Die vermeintlich paranormalen Fähigkeiten, derer sich viele dieser Heiler rühmen – Auralesen, Channeling, Hellsehen und dergleichen -, sind, sofern sie diese nicht einfach vorgeben und damit ihre Klientel betrügen, als Symptome zumindest latenten psychotischen Wahngeschehens zu werten: die Behandler bedürften dringlichst selbst der
Behandlung;
das gleiche gilt für all die Wunderheiler und Handaufleger, die sich mit „höheren Energien“ oder „höherem Bewusstsein“ ausgestattet wähnen.
Neben teils hochgradig Gestörten treiben auch zynische Geschäftemacher ihr Unwesen, die die seelische Not ihrer Kundschaft, auch deren Gutgläubigkeit, Unaufgeklärtheit und damit Wehrlosigkeit, gnadenlos ausbeuten.

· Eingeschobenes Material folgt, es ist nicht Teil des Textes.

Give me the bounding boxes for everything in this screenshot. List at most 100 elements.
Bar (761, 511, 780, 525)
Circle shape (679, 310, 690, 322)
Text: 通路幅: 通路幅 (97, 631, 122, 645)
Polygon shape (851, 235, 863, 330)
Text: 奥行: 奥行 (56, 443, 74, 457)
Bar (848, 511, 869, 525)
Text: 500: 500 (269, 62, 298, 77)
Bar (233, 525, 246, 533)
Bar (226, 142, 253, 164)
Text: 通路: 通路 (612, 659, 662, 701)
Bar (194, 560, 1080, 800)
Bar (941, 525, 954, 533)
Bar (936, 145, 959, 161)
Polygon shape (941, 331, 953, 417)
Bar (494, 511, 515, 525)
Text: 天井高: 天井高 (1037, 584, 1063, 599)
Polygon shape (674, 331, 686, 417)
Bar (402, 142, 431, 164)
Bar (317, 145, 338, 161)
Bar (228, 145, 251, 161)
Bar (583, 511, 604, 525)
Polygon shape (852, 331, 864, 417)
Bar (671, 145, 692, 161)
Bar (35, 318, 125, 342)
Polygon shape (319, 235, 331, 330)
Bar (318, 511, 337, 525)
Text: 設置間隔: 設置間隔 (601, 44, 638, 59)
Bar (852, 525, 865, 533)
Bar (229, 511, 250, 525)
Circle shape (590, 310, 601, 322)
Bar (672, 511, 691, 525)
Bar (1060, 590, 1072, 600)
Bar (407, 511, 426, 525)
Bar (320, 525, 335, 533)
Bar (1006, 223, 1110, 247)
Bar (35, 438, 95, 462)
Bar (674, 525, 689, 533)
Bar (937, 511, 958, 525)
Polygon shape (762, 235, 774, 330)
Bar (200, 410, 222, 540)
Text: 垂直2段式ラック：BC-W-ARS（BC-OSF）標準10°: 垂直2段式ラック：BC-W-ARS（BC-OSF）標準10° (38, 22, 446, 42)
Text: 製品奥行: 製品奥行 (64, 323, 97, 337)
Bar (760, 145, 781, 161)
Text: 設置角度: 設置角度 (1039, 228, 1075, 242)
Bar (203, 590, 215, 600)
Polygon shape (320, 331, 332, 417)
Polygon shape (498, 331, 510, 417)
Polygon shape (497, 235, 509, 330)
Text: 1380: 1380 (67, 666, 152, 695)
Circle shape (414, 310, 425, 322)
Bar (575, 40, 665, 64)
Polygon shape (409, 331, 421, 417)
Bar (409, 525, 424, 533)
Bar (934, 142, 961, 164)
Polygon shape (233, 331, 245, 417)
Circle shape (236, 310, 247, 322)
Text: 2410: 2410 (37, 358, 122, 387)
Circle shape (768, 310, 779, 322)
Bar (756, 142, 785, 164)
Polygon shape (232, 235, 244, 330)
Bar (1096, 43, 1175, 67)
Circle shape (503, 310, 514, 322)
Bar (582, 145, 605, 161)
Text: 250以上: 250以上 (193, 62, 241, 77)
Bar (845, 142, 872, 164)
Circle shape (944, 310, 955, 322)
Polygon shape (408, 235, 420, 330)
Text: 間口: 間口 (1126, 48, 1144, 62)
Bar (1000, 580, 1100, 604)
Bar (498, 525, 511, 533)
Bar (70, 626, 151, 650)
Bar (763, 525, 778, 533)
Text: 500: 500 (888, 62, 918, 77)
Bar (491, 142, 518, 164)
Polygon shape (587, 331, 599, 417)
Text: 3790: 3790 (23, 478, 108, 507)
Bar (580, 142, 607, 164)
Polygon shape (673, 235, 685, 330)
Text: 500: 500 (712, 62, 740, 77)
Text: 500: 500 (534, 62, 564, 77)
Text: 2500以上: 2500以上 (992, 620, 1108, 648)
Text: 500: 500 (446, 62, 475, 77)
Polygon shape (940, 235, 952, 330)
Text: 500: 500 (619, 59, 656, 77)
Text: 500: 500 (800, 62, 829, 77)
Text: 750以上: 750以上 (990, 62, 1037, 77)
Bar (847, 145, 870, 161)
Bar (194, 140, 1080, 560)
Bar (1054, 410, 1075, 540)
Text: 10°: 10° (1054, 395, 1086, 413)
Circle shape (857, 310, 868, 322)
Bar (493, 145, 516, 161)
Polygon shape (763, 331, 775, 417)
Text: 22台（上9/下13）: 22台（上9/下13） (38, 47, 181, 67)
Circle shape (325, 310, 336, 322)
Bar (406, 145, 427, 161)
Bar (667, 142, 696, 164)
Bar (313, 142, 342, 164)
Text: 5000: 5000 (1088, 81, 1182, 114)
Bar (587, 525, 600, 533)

Viele Klientinnen des Psychomarktes erhalten nicht nur nicht die erwünschte Hilfe, sondern werden bis aufs Hemd abgezockt; ganz abgesehen davon, dass sich die Probleme, deretwegen sie sich um Hilfe bemüht hatten, allein durch den massiven Vertrauensbruch erheblich verschärfen können.
Oftmals finden sich unter den „Heilern“ auch ehemalige Opfer, die an sich selbst erfahren haben, wie leicht es ist, andere mit ein wenig Psychogeschwätz übers Ohr zu hauen.
Anstatt sich gegen die Scharlatane zur Wehr zu setzen, werden sie selbst welche. Das graue Psychogeschäft übt ungeheuere Anziehung aus auf „halbseidene“ Figuren jedweder Provenienz, die sich ohne großen Aufwand – vor allem ohne Studium und Berufsausbildung – eine lukrative Erwerbsquelle zu eröffnen suchen.
Vielfach, zumal die Grenzlinien fließend verlaufen, ist nicht auf Anhieb erkenntlich, welcher Kategorie der einzelne Praktiker zugehört, ob er eher ein Fall für den Staatsanwalt ist oder für die Psychiatrie.
Das Risiko ist enorm, innerhalb der Psychoszene an einen inkompetenten Therapeuten und/oder eine unsinnige oder auch gefährliche Methodik zu geraten. Was also ist zu tun?
Grundsätzlich ist von Verfahren abzuraten, die sich bislang einer seriösen Wirksamkeitsüberprüfung entzogen haben beziehungsweise keinen ausreichen- den Wirksamkeitsnachweis vorlegen können.
Abzuraten ist ferner von Anbietern, die über keine ausreichende Qualifikation verfügen. Hierunter fallen sämtliche Praktiker, die nicht über ein abgeschlossenes akademisches Fachstudium – Medizin, Psychologie, ggf. Pädagogik oder Sozialpädagogik – mit anschließender klinisch-therapeutischer Fachausbildung verfügen.
Ein nach dem neuen Psychotherapeutengesetz zugelassener Therapeut kann ein abgeschlossenes Psychologiestudium und eine zumindest dreijährige postgraduale Ausbildung in einer anerkannten Einrichtung vorweisen. Ausreichende Qualifikation des Therapeuten und Wirksamkeitsnachweis des eingesetzten Verfahrens geben zwar keine Garantie für ein Gelingen der Therapie, aber das Risiko seitens des Rat- und Hilfesuchenden ist erheblich verringert. ***
Dieser Beitrag erschien, leicht gekürzt, unter dem Titel „Autodidakten und Beutelschneider“ am 13.8.2001 in der taz, Berlin.